MUMBAI, India – The newest and most exclusive residential tower for this city’s super rich is a cantilevered sheath of steel and glass soaring 27 floors into the sky. The parking garage fills six levels. Three helipads are on the roof. There are terraces upon terraces, airborne swimming pools and hanging gardens in a Blade Runner-meets-Babylon edifice overlooking India’s most dynamic city.
There are nine elevators, a spa, a 50-seat theatre and a grand ballroom. Hundreds of servants and staff are expected to work inside. And now, finally, after several years of planning and construction, the residents are about to move in.
All five of them
The tower, known as Antilia, is the new home of India’s richest person, Mukesh Ambani, whose $27 billion fortune ranks him among the richest people in the world. And even here in the country’s financial capital, where residents bear daily witness to the stark extremes of Indian wealth and poverty, Ambani’s building is so spectacularly over the top that the city’s already elastic boundaries of excess and disparity are being stretched to new dimensions.
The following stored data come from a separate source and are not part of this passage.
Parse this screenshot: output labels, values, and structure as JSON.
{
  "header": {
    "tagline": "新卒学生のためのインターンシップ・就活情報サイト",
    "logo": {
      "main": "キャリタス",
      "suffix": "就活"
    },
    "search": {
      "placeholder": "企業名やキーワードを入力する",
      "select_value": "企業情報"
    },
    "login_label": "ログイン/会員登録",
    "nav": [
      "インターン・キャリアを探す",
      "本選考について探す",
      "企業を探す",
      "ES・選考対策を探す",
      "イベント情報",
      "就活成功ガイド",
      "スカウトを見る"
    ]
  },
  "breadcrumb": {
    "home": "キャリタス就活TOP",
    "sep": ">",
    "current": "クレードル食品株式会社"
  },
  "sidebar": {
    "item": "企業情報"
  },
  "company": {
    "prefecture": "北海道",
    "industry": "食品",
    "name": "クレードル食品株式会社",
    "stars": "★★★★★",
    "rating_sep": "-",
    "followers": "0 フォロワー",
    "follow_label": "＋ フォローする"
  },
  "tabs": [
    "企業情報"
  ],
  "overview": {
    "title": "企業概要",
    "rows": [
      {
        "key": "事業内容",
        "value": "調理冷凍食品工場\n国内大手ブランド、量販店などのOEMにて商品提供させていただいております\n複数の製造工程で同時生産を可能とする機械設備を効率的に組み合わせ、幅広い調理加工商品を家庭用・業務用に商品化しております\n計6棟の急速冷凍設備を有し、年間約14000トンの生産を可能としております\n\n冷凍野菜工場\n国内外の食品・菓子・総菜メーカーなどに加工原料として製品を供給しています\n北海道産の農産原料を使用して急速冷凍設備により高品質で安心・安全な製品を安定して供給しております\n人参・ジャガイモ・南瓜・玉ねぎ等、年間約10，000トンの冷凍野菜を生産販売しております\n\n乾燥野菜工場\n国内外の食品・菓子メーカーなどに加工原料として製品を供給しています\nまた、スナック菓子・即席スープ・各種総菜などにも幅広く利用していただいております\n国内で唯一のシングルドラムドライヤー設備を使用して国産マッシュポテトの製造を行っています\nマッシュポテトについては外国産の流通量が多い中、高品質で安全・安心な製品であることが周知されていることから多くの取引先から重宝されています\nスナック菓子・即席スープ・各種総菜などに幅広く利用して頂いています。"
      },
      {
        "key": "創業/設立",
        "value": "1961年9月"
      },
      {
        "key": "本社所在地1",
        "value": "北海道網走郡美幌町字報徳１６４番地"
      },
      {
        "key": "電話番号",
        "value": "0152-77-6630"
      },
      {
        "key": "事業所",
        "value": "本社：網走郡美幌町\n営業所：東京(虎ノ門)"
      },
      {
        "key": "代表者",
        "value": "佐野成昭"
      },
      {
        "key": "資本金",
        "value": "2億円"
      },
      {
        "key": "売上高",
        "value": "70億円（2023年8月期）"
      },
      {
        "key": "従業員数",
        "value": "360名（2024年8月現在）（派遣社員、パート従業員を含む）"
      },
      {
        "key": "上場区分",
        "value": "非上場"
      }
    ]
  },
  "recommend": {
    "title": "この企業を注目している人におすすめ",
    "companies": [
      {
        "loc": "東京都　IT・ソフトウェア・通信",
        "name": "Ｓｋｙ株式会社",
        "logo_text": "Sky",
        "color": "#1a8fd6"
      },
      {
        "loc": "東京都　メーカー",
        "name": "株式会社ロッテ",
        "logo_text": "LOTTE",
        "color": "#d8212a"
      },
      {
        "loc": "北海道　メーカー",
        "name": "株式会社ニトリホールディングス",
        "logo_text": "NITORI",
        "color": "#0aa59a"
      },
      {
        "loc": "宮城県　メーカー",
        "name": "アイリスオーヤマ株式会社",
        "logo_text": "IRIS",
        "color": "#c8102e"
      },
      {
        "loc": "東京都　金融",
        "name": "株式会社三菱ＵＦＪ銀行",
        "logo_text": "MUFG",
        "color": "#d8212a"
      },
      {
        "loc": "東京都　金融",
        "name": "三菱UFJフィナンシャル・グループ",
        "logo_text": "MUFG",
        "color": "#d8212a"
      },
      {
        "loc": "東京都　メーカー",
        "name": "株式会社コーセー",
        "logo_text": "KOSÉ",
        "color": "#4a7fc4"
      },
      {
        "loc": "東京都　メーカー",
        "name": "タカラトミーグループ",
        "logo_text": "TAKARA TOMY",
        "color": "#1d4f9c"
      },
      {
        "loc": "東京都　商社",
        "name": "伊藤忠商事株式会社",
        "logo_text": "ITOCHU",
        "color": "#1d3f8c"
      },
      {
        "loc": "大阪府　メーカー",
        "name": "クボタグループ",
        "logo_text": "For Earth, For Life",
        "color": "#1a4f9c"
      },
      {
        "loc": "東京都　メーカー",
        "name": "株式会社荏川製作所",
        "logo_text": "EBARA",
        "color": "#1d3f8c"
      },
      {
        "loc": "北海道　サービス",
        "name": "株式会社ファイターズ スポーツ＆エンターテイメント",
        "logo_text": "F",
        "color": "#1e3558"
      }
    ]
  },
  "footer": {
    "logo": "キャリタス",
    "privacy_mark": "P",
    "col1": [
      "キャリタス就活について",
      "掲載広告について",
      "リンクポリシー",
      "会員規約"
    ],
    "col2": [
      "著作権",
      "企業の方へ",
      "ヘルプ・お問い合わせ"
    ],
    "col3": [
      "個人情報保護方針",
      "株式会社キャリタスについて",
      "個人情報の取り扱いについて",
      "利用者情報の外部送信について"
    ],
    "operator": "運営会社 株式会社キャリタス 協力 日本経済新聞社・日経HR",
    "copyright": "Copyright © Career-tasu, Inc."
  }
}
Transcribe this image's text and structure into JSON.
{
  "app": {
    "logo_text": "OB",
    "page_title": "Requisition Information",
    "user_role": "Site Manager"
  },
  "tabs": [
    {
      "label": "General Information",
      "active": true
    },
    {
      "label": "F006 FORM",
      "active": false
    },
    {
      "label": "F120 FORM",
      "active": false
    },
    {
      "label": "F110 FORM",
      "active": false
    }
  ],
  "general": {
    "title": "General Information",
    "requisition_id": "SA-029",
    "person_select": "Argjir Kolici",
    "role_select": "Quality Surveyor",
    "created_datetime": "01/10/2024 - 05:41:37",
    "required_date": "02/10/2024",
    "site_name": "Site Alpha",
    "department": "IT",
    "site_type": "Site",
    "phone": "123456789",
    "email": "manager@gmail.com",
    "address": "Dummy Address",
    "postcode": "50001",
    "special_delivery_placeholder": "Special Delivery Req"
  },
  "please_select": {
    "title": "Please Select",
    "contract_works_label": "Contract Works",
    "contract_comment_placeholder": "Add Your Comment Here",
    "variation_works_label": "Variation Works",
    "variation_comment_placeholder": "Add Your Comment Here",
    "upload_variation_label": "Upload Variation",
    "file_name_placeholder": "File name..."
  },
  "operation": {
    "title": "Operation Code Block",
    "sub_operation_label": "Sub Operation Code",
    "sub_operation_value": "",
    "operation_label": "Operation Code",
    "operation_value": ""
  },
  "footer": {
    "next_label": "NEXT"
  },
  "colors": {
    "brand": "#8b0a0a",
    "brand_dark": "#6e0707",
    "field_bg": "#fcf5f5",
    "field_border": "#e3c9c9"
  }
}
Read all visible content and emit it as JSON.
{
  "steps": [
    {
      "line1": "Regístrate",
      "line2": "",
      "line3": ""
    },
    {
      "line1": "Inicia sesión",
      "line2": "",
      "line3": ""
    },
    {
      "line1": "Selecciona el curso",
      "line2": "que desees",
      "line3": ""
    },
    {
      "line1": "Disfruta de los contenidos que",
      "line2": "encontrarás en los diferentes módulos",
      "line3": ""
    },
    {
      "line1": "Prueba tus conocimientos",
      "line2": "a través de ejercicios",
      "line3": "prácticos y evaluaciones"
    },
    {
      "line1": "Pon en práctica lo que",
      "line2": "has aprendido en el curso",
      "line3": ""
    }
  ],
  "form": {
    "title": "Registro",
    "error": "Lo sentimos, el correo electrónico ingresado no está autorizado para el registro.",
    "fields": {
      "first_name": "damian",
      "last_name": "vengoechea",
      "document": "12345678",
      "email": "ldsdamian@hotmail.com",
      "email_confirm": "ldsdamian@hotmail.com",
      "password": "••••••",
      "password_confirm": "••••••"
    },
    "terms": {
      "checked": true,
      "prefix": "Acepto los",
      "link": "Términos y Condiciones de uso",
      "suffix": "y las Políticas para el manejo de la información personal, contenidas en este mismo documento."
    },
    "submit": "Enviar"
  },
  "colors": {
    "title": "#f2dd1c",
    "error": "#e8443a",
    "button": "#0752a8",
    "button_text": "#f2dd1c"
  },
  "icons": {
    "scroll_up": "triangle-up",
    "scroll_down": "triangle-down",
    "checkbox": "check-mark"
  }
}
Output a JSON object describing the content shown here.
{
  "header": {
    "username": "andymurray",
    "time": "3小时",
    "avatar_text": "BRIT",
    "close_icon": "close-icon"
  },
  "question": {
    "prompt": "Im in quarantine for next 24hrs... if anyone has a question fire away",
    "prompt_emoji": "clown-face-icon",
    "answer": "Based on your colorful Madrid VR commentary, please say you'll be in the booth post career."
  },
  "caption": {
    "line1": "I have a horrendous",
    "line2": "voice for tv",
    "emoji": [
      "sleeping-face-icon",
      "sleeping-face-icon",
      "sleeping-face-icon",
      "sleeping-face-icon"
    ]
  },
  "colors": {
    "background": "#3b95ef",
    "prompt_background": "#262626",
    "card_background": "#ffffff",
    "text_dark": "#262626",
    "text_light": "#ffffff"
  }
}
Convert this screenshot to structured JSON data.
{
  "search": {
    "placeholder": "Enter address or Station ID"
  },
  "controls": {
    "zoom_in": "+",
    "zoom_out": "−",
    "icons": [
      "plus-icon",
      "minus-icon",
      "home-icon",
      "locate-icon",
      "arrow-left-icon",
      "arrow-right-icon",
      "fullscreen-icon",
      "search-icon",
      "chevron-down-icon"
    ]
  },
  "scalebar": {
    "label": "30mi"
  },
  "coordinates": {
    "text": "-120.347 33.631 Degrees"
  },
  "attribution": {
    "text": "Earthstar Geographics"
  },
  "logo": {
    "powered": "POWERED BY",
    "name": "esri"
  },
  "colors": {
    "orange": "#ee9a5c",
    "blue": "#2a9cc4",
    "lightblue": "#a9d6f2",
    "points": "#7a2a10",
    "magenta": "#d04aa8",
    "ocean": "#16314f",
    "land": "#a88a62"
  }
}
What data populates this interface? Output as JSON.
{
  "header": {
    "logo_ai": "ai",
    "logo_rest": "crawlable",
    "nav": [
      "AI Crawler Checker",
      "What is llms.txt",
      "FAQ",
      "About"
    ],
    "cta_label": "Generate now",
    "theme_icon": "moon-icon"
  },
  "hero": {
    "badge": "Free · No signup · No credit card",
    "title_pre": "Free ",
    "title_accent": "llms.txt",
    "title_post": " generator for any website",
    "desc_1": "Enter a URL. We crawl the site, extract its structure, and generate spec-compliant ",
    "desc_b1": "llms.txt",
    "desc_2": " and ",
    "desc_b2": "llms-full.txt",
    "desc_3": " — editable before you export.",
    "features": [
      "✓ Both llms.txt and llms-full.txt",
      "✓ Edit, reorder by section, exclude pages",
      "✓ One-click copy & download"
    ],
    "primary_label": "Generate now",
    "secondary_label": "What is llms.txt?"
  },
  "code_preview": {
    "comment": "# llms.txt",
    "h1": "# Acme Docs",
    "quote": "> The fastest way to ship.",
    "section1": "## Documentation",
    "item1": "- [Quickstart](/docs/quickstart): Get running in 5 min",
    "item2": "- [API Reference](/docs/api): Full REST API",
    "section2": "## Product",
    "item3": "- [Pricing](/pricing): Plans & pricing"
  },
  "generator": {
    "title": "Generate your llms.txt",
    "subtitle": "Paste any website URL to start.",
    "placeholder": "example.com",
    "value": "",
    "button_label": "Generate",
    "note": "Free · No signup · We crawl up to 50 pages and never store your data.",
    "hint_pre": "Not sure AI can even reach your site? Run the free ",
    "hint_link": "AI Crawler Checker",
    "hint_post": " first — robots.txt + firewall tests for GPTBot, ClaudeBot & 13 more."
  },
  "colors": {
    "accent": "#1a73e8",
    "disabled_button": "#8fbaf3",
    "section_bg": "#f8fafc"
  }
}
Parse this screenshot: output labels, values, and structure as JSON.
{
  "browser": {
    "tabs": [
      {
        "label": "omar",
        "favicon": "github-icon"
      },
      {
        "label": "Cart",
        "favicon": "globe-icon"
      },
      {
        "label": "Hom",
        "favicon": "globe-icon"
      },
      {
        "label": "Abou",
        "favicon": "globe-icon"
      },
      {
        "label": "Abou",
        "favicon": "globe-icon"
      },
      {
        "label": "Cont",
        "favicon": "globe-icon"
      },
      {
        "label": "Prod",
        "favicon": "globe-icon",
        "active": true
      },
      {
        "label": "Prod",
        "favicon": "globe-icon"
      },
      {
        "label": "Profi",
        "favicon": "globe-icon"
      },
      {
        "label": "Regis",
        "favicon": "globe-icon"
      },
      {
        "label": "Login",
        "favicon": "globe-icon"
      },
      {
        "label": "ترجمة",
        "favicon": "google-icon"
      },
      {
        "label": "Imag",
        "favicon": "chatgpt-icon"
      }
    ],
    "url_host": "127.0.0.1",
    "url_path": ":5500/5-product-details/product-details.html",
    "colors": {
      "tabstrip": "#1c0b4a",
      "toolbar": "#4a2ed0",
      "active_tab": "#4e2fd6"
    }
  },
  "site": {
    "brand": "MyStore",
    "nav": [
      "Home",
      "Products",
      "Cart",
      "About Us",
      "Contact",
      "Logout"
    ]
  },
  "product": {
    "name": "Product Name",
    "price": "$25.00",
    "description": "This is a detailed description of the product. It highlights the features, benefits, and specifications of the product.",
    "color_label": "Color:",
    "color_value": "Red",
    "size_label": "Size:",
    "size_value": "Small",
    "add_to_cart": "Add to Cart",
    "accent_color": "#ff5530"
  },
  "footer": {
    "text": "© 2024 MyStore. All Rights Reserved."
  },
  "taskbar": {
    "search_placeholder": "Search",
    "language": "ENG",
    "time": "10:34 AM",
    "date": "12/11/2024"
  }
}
“One family is going to live in that?” said Prahlad Kakkar, an advertising filmmaker and prominent city resident. “Either it is a landmark, or a symbol, or it is Mammon.”
Ambani, his wife, Nita, and their three children are expected move into the building after a housewarming party with 200 guests scheduled for November 28. For his part, Ambani has declined to comment about the project and required his designers, decorators and other contractors to sign confidentiality agreements, as if a cone of silence could be erected around a skyscraper rising near the edge of the Arabian Sea.
Predictably, and perhaps by design, the opposite has happened. Details have spilled out – many of them confirmed or disputed anonymously by people familiar with the project. Some reports have estimated the total residential space at 37,161 square meters, although people close to the project say the real number is a humbler 5,574 square meters. Media accounts also have estimated the value of the building at $1 billion, a figure disputed by people familiar with the project.
Regardless, a gawking city has greeted the new tower with a mixture of moralizing and astonishment, envy and condemnation, all sprinkled with Freudian analysis of the most basic question: Why did he do it?
For decades, the Ambani family has been India’s most famous corporate soap opera. The father, Dhirubhai Ambani, was a rags-to-riches tycoon who established Reliance Industries after rising out of the city’s Dickensian tenements, known as chawls. Today, Reliance is the world’s biggest producer of polyester fibres and yarns and accounts for almost 15 percent of India’s exports, according to the company’s annual report. The two sons, Mukesh and Anil, inherited and divided the empire and have spent years feuding, including a recent fight over natural gas rights that brought a reprimand from the prime minister before India’s Supreme Court settled the case in Mukesh’s favour. Of the two brothers, Anil is the more flamboyant and outgoing, while Mukesh is regarded as more staid – less likely, at least, to build at 27-storey house for himself. The new tower is on Altamount Road, the same leafy residential street in south Mumbai where the father bought his first home after moving the family out of the tenements. Later, he purchased a 14-storey apartment building named Sea Wind, where both Mukesh and Anil have lived with their families on different floors, even during their feud. (Their mother refereed from her own residence in the building.)
Now Mukesh is moving into a tower that makes Sea Wind seem like a guest house.
“It’s kind of returning with a vengeance to where they made it into the middle class and trumping everybody,” said Hamish McDonald, who chronicled the family’s history in his new book, “Mahabharata in Polyester: The Making of the World’s Richest Brothers and Their Feud.”
Mumbai, once known as Bombay, is India’s most cosmopolitan city, with a metropolitan area of roughly 20 million people. Migrants have poured into the city during the past decade, drawn by Mumbai’s reputation as India’s “city of dreams,” where anyone can become rich. But it is also a city infamous for its poor: A recent study found that roughly 62 percent of the population lived in slums, including one of Asia’s biggest, Dharavi, which houses more than 1 million people.
Real estate prices are among the highest in the world, pushing many working-class residents into slums, even as developers have brazenly cleared land for a new generation of high-rise apartment towers for the affluent. High-rises are considered inevitable and necessary, given the peninsular city’s limited land and swollen population, yet the rising towers have further insulated the rich from the teeming metropolis below.
Along Altamount Road, which is also home to other industrialists, the reaction to the new neighbour is mixed. Some senior citizens along the street worry about the noise from the comings and goings of helicopters. But Utsav Unadkat and Harsh Daga, college students who grew up in the neighbourhood, stared up at the tower on a recent afternoon as if it were a dream realized.